L’élevage des vaches rousses au Texas a été financé par des évangélistes américains. Le soutien de ces groupes politico-religieux tient une place centrale dans le dispositif du troisième temple. Aux Etats-Unis, la cause compte des partisans au plus haut niveau. Un temps prétendant à la Maison-Blanche, le gouverneur de Floride, Ron DeSantis, s’affiche régulièrement aux côtés d’activistes du troisième temple. En 2014, il était monté sur l’esplanade en compagnie d’un membre du Congrès, Andy Harris, qui avait déploré “l’accès si limité et la discrimination contre les juifs par rapport aux autres religions pour visiter le mont du Temple”. Proche des milieux évangélistes, David Friedman, ambassadeur des Etats-Unis en Israël sous Donald Trump, s’efforce de plaider la cause auprès du milliardaire. “Il essaie de convaincre Trump de monter sur le mont du Temple avant l’élection présidentielle. Nous travaillons aussi avec les Américains pour tenter de convaincre les Saoudiens de permettre la reconstruction du Temple”, confie le financier anonyme.

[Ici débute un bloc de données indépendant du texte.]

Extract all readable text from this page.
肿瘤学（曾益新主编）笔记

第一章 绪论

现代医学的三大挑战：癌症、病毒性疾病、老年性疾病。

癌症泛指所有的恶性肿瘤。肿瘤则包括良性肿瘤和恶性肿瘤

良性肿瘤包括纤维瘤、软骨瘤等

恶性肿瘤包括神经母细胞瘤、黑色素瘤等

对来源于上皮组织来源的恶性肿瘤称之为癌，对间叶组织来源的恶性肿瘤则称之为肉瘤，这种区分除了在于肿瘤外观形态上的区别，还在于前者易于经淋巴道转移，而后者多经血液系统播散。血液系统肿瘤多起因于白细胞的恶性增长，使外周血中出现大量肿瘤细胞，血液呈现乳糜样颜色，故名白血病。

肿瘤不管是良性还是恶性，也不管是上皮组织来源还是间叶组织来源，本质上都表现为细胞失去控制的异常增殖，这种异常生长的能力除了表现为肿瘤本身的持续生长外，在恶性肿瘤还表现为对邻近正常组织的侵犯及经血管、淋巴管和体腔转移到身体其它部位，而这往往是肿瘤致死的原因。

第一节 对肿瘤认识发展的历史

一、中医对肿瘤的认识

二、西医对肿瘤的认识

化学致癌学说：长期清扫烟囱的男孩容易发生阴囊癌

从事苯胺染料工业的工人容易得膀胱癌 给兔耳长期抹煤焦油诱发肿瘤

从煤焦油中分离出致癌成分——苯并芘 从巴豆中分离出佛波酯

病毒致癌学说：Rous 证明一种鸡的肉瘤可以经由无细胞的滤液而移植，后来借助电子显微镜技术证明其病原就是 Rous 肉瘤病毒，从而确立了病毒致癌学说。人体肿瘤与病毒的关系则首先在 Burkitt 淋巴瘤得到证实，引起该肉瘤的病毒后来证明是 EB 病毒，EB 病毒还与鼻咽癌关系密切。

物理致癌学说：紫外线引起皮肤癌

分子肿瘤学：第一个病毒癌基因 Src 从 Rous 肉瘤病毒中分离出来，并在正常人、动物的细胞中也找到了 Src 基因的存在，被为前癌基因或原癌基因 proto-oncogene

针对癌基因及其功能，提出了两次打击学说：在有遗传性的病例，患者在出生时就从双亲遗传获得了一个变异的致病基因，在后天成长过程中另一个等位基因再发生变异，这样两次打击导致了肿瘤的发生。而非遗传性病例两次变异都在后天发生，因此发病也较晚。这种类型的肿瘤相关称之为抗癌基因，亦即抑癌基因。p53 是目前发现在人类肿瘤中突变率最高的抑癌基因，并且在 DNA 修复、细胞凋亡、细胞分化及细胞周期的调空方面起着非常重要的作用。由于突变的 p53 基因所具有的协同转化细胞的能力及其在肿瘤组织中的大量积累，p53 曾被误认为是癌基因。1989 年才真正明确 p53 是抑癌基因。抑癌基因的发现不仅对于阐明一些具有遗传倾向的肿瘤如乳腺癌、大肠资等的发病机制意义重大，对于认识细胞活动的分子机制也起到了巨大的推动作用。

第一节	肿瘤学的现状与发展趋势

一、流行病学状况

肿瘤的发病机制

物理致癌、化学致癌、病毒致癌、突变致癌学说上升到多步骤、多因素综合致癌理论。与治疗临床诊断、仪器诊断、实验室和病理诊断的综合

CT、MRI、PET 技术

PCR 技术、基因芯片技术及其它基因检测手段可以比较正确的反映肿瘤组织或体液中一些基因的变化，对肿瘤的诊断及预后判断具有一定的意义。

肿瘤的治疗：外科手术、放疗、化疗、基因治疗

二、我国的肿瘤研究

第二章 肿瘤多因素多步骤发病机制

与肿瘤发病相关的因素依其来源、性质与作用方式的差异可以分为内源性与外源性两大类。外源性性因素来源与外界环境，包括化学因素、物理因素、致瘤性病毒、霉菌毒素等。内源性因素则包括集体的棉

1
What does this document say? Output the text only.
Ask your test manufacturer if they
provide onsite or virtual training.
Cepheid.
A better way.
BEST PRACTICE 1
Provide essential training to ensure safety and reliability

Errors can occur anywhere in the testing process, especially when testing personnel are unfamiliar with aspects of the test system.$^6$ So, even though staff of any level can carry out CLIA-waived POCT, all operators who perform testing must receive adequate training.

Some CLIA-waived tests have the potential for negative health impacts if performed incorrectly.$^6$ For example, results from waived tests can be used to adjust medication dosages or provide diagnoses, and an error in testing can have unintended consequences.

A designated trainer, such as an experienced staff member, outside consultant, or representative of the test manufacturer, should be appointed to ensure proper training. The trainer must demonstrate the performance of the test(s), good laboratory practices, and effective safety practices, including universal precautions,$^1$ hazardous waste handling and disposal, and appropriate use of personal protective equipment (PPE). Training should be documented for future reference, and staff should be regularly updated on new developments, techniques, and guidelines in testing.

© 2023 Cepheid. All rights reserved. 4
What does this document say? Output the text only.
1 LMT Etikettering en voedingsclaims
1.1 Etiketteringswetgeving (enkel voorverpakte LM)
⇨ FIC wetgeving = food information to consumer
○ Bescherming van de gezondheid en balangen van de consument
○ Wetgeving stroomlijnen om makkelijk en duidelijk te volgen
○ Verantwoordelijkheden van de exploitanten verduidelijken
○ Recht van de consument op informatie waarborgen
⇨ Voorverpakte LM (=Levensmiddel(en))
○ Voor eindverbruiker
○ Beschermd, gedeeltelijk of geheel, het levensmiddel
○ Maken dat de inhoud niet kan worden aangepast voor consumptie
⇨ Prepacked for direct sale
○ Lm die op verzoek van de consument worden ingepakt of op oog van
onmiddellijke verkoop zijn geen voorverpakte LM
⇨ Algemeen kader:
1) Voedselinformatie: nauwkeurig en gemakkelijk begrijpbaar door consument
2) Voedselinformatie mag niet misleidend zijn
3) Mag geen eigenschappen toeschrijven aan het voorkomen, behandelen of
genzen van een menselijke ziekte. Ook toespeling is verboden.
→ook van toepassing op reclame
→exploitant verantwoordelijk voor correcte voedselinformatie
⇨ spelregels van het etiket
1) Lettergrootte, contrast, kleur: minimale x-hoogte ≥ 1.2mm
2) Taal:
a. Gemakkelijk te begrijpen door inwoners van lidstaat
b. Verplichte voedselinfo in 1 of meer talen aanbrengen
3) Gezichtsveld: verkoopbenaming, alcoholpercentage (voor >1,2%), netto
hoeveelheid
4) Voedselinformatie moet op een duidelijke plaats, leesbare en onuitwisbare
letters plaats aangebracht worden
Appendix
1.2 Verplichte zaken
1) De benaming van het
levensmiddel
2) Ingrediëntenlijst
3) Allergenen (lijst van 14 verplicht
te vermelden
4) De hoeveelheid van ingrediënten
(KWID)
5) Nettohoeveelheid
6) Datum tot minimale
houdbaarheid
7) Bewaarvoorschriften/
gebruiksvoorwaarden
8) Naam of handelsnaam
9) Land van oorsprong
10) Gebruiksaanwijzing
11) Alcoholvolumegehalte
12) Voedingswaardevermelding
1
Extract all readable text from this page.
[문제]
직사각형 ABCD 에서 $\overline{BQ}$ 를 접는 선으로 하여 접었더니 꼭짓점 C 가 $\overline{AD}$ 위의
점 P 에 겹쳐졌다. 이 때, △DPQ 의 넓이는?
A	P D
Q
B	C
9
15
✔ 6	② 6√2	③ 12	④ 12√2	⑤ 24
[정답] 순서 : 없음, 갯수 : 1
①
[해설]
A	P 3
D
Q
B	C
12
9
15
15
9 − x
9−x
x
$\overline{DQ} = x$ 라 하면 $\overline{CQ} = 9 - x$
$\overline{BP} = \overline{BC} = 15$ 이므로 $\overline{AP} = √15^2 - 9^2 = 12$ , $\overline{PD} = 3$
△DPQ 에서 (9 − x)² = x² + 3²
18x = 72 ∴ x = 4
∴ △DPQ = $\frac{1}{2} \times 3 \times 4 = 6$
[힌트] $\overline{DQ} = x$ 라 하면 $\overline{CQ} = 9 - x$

Toute cette agitation n’échappe pas aux Palestiniens. La défense d’Al-Aqsa devient même le principal combat des groupes armés, comme l’indique le nom de l’attaque du 7 octobre, baptisée “Déluge d’Al-Aqsa” par le Hamas. Le soir même des massacres, Ismaïl Haniyeh, le chef de la branche politique du mouvement, assassiné depuis par Israël, déclarait dans un discours télévisé : “Nous les avions prévenus et nous avons prévenu tout le monde de ce qui se passe à Jérusalem et dans la mosquée Al-Aqsa. Nous leur avons dit : ‘Ne jouez pas avec le feu. Ne franchissez pas la ligne rouge.'” En janvier dernier, pour les cent jours de la guerre à Gaza, une vidéo d’Abou Obaïda, un des porte-parole du Hamas, démontrait une parfaite conscience de l’avancée du projet : “Ils ont introduit la vache rousse pour concrétiser un mythe religieux détestable”, accusait le militant islamiste.

Quand on interroge les activistes du troisième temple sur les risques d’une déflagration mondiale, ils formulent systématiquement le même type de réponse : “Le Temple est une œuvre de paix. Il permettra d’unifier toutes les nations vers un même but : vivre en harmonie avec la volonté divine. Nous ne devons pas avoir peur”, assure Ofira Halevy. En attendant, les tensions autour d’Al-Aqsa font trembler le monde.